Epicure, notre maître
Le grand Epicure nous l’a bien dit, une vie sans plaisir ne vaut pas la peine d’être vécue. Le plaisir est une composante essentielle du bonheur, de la joie de vivre. Il est donc essentiel de bien s’occuper de notre propre plaisir. C’est une part essentiel du soin que nous nous devons, soin pratique et quotidien.
Epicure -314 -270 av-JC
Epicure est un philosophe aussi célèbre qu’il est mystérieux. Nous n’avons conservé de lui que quelques pages, derniers vestiges d’une oeuvre immense. L’interprétation de ce penseur hédoniste (hédoné = plaisir en grec) est donc largement sujette à caution.

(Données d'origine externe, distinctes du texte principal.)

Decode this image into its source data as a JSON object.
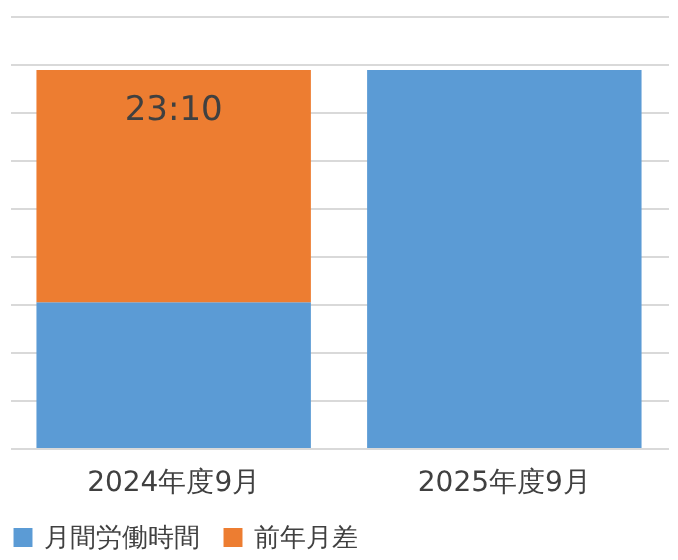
{
  "chart_data": {
    "type": "bar",
    "stacked": true,
    "categories": [
      "2024年度9月",
      "2025年度9月"
    ],
    "series": [
      {
        "name": "月間労働時間",
        "color": "#5b9bd5",
        "values": [
          14.56,
          37.73
        ]
      },
      {
        "name": "前年月差",
        "color": "#ed7d31",
        "values": [
          23.17,
          null
        ],
        "value_labels": [
          "23:10",
          null
        ]
      }
    ],
    "grid": "y",
    "legend": "bottom"
  }
}
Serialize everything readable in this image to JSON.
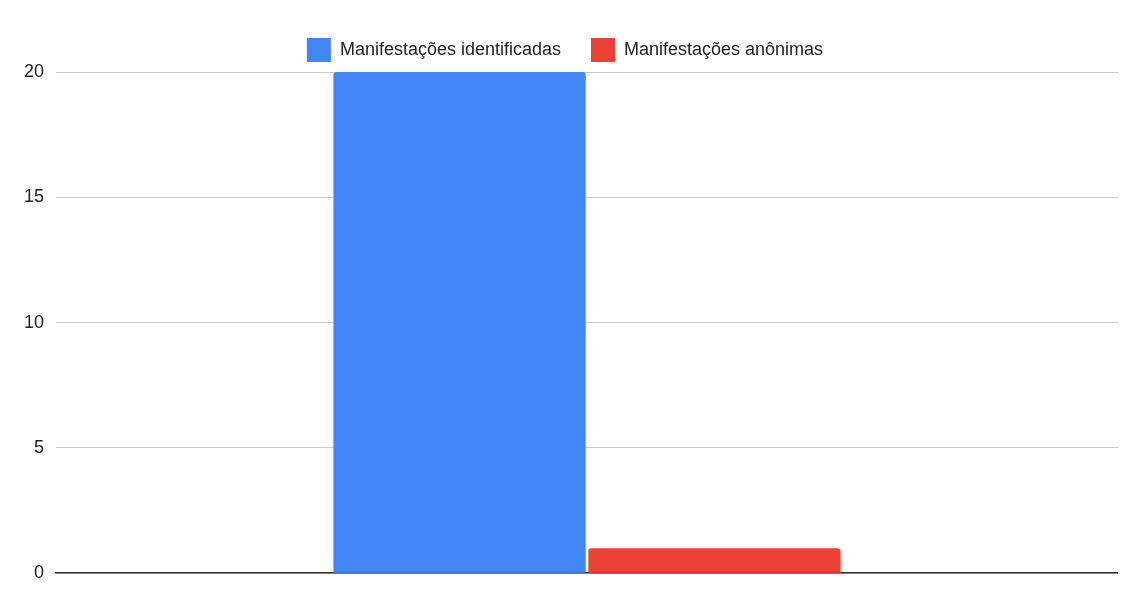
{
  "chart_data": {
    "type": "bar",
    "categories": [
      null
    ],
    "series": [
      {
        "name": "Manifestações identificadas",
        "color": "#4285f4",
        "values": [
          20
        ]
      },
      {
        "name": "Manifestações anônimas",
        "color": "#ea4335",
        "values": [
          1
        ]
      }
    ],
    "ylim": [
      0,
      20
    ],
    "yticks": [
      0,
      5,
      10,
      15,
      20
    ],
    "grid": "y",
    "legend": "top",
    "tick_labels": "y"
  }
}
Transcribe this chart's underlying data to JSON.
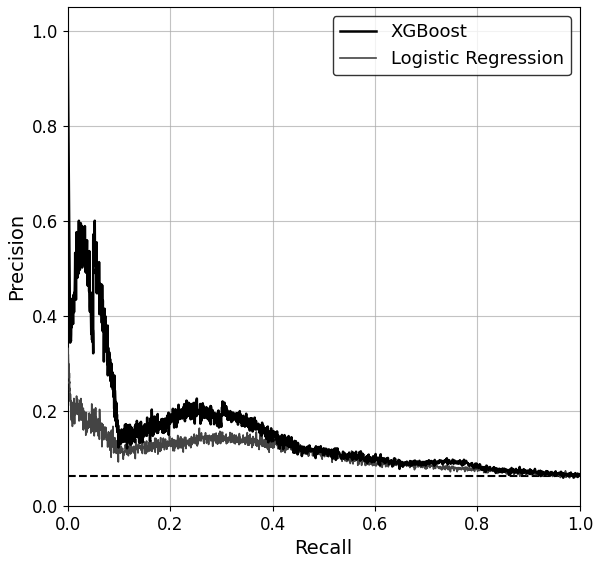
{
  "title": "",
  "xlabel": "Recall",
  "ylabel": "Precision",
  "xlim": [
    0.0,
    1.0
  ],
  "ylim": [
    0.0,
    1.05
  ],
  "baseline": 0.063,
  "xgboost_color": "#000000",
  "xgboost_linewidth": 1.8,
  "logreg_color": "#444444",
  "logreg_linewidth": 1.2,
  "baseline_color": "#000000",
  "baseline_linewidth": 1.5,
  "grid": true,
  "legend_loc": "upper right",
  "legend_fontsize": 13,
  "axis_label_fontsize": 14,
  "tick_fontsize": 12
}
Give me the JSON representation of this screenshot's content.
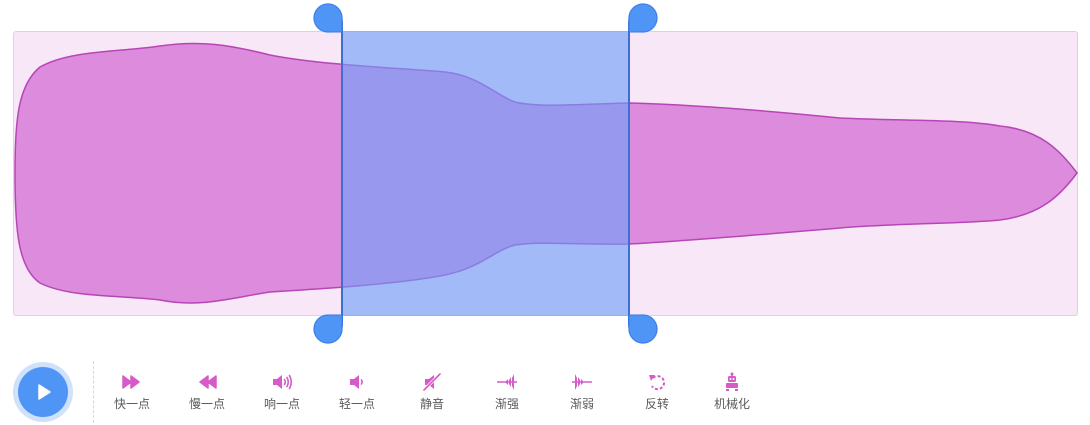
{
  "editor": {
    "colors": {
      "waveform": "#dd8bdd",
      "waveform_stroke": "#b845b8",
      "background": "#f8e7f6",
      "selection": "#6d9ff8",
      "handle": "#4f95f6",
      "icon": "#d65bc8"
    }
  },
  "player": {
    "play_icon": "play-icon"
  },
  "toolbar": {
    "tools": [
      {
        "label": "快一点",
        "icon": "fast-forward-icon"
      },
      {
        "label": "慢一点",
        "icon": "rewind-icon"
      },
      {
        "label": "响一点",
        "icon": "volume-up-icon"
      },
      {
        "label": "轻一点",
        "icon": "volume-down-icon"
      },
      {
        "label": "静音",
        "icon": "mute-icon"
      },
      {
        "label": "渐强",
        "icon": "fade-in-icon"
      },
      {
        "label": "渐弱",
        "icon": "fade-out-icon"
      },
      {
        "label": "反转",
        "icon": "reverse-icon"
      },
      {
        "label": "机械化",
        "icon": "robot-icon"
      }
    ]
  }
}
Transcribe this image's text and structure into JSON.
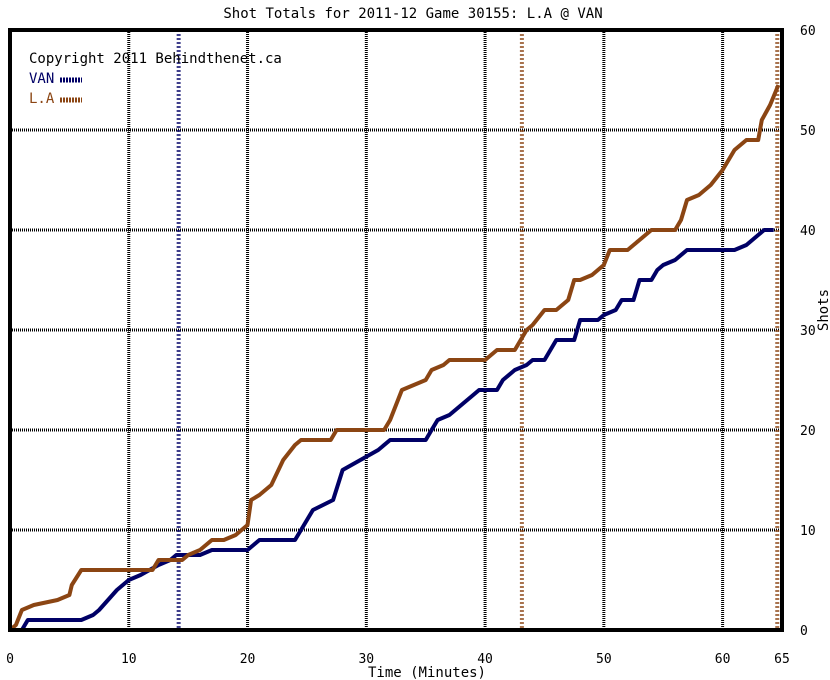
{
  "chart_data": {
    "type": "line",
    "title": "Shot Totals for 2011-12 Game 30155: L.A @ VAN",
    "xlabel": "Time (Minutes)",
    "ylabel": "Shots",
    "xlim": [
      0,
      65
    ],
    "ylim": [
      0,
      60
    ],
    "x_ticks": [
      0,
      10,
      20,
      30,
      40,
      50,
      60,
      65
    ],
    "y_ticks": [
      0,
      10,
      20,
      30,
      40,
      50,
      60
    ],
    "grid": true,
    "copyright": "Copyright 2011 Behindthenet.ca",
    "legend_position": "top-left",
    "goal_markers": [
      {
        "team": "VAN",
        "minute": 14.2
      },
      {
        "team": "L.A",
        "minute": 43.1
      },
      {
        "team": "L.A",
        "minute": 64.6
      }
    ],
    "series": [
      {
        "name": "VAN",
        "color": "#000066",
        "points": [
          [
            0,
            0
          ],
          [
            1,
            0
          ],
          [
            1.5,
            1
          ],
          [
            6,
            1
          ],
          [
            7,
            1.5
          ],
          [
            7.5,
            2
          ],
          [
            9,
            4
          ],
          [
            10,
            5
          ],
          [
            11,
            5.5
          ],
          [
            12.5,
            6.5
          ],
          [
            13.5,
            7
          ],
          [
            14,
            7.5
          ],
          [
            16,
            7.5
          ],
          [
            17,
            8
          ],
          [
            18,
            8
          ],
          [
            20,
            8
          ],
          [
            20.5,
            8.5
          ],
          [
            21,
            9
          ],
          [
            24,
            9
          ],
          [
            24.5,
            10
          ],
          [
            25.5,
            12
          ],
          [
            27.2,
            13
          ],
          [
            28,
            16
          ],
          [
            31,
            18
          ],
          [
            32,
            19
          ],
          [
            35,
            19
          ],
          [
            35.5,
            20
          ],
          [
            36,
            21
          ],
          [
            37,
            21.5
          ],
          [
            38,
            22.5
          ],
          [
            39,
            23.5
          ],
          [
            39.5,
            24
          ],
          [
            41,
            24
          ],
          [
            41.5,
            25
          ],
          [
            42.5,
            26
          ],
          [
            43.5,
            26.5
          ],
          [
            44,
            27
          ],
          [
            45,
            27
          ],
          [
            46,
            29
          ],
          [
            47.5,
            29
          ],
          [
            48,
            31
          ],
          [
            49.5,
            31
          ],
          [
            50,
            31.5
          ],
          [
            51,
            32
          ],
          [
            51.5,
            33
          ],
          [
            52.5,
            33
          ],
          [
            53,
            35
          ],
          [
            54,
            35
          ],
          [
            54.5,
            36
          ],
          [
            55,
            36.5
          ],
          [
            56,
            37
          ],
          [
            57,
            38
          ],
          [
            59,
            38
          ],
          [
            61,
            38
          ],
          [
            62,
            38.5
          ],
          [
            63,
            39.5
          ],
          [
            63.5,
            40
          ],
          [
            64.3,
            40
          ]
        ]
      },
      {
        "name": "L.A",
        "color": "#8B4513",
        "points": [
          [
            0,
            0
          ],
          [
            0.5,
            0.5
          ],
          [
            1,
            2
          ],
          [
            2,
            2.5
          ],
          [
            4,
            3
          ],
          [
            5,
            3.5
          ],
          [
            5.2,
            4.5
          ],
          [
            6,
            6
          ],
          [
            12,
            6
          ],
          [
            12.5,
            7
          ],
          [
            14.5,
            7
          ],
          [
            15,
            7.5
          ],
          [
            16,
            8
          ],
          [
            17,
            9
          ],
          [
            18,
            9
          ],
          [
            19,
            9.5
          ],
          [
            19.5,
            10
          ],
          [
            20,
            10.5
          ],
          [
            20.3,
            13
          ],
          [
            21,
            13.5
          ],
          [
            22,
            14.5
          ],
          [
            23,
            17
          ],
          [
            24,
            18.5
          ],
          [
            24.5,
            19
          ],
          [
            27,
            19
          ],
          [
            27.5,
            20
          ],
          [
            31.5,
            20
          ],
          [
            32,
            21
          ],
          [
            32.5,
            22.5
          ],
          [
            33,
            24
          ],
          [
            34,
            24.5
          ],
          [
            35,
            25
          ],
          [
            35.5,
            26
          ],
          [
            36.5,
            26.5
          ],
          [
            37,
            27
          ],
          [
            40,
            27
          ],
          [
            41,
            28
          ],
          [
            42.5,
            28
          ],
          [
            43,
            29
          ],
          [
            43.5,
            30
          ],
          [
            44,
            30.5
          ],
          [
            45,
            32
          ],
          [
            46,
            32
          ],
          [
            47,
            33
          ],
          [
            47.5,
            35
          ],
          [
            48,
            35
          ],
          [
            49,
            35.5
          ],
          [
            50,
            36.5
          ],
          [
            50.5,
            38
          ],
          [
            52,
            38
          ],
          [
            53,
            39
          ],
          [
            54,
            40
          ],
          [
            56,
            40
          ],
          [
            56.5,
            41
          ],
          [
            57,
            43
          ],
          [
            58,
            43.5
          ],
          [
            59,
            44.5
          ],
          [
            60,
            46
          ],
          [
            61,
            48
          ],
          [
            62,
            49
          ],
          [
            63,
            49
          ],
          [
            63.3,
            51
          ],
          [
            64,
            52.5
          ],
          [
            64.7,
            54.5
          ]
        ]
      }
    ]
  }
}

Un néo-épicurisme contre 3 objections faites à l’épicurisme historique
-D’un côté ses détracteurs, appelons-les « les sérieux » expliquent qu’on ne peut pas faire passer le plaisir avant tout, et notamment pas avant le devoir. C’est l’objet des « moralistes », reprise de Cicéron à Kant. Cette objection est forte et ne peux pas être écartée. Au plus peut-on dire que l’un, le devoir, ne doit pas empêcher l’autre, le plaisir, quand bien même il serait, comme c’est le cas chez Kant, de deux ordres totalement différents. Nous pouvons d’ailleurs douter de la différence de ces ordres, entre métaphysique, ou purement intellectuel d’un côté, et sensible ou matériel de l’autre, en rappelant simplement que les idées produisent également des sentiments, ou qu’elles sont toujours reliées à une joie ou une tristesse. Et c’est particulièrement le cas de l’idée morale, qui n’est pas sans contenu émotionnel, bien au contraire.
Pieter Schoubroeck – La destruction de Sodome et Gomorrhe – Genèse 18:20-21 – Les villes sont détruites par Dieu qui les punit de s’être enfoncées dans les péchés de la chaire.
-D’un autre côté, les caricaturistes décrivent l’épicurisme comme une doctrine de la jouissance à tout crin. Le disciples d’Epicure sont des « pourceaux », des porcs qui se vautrent dans la luxure, le vin, le sexe, la nourriture. Ils vivent pour manger et non l’inverse. Cette présentation est une caricature à peu prêt total, aussi grotesque que malhonnête, cachant la valorisation d’une forme acètisme un peu masochiste qui nous dirait qu’il faut souffrir à la peine, et que là est le prix du bonheur. Regardons ces défenseurs de la vertu dans leur vie de tous les jours. Ouvrons les portes de leur somptueuses demeures. Et que voyons-nous? Les meilleurs vins et les couverts en argent. Les tissus les plus fins, et les bijoux les plus brillants. Ils ne refusent rien à leur plaisir. Mais ils le refusent toujours aux autres! Ces autres qui sont faits pour les servir, faire leur ménage, réparer leur voitures et leurs toitures. Gagner leur argent. Oui, pour tout ce peuple de serviteur, il faut absolument maintenir l’idée, la fiction de la peine, du mal. C’est un discours de classe qu’ils ne s’appliquent jamais à eu même.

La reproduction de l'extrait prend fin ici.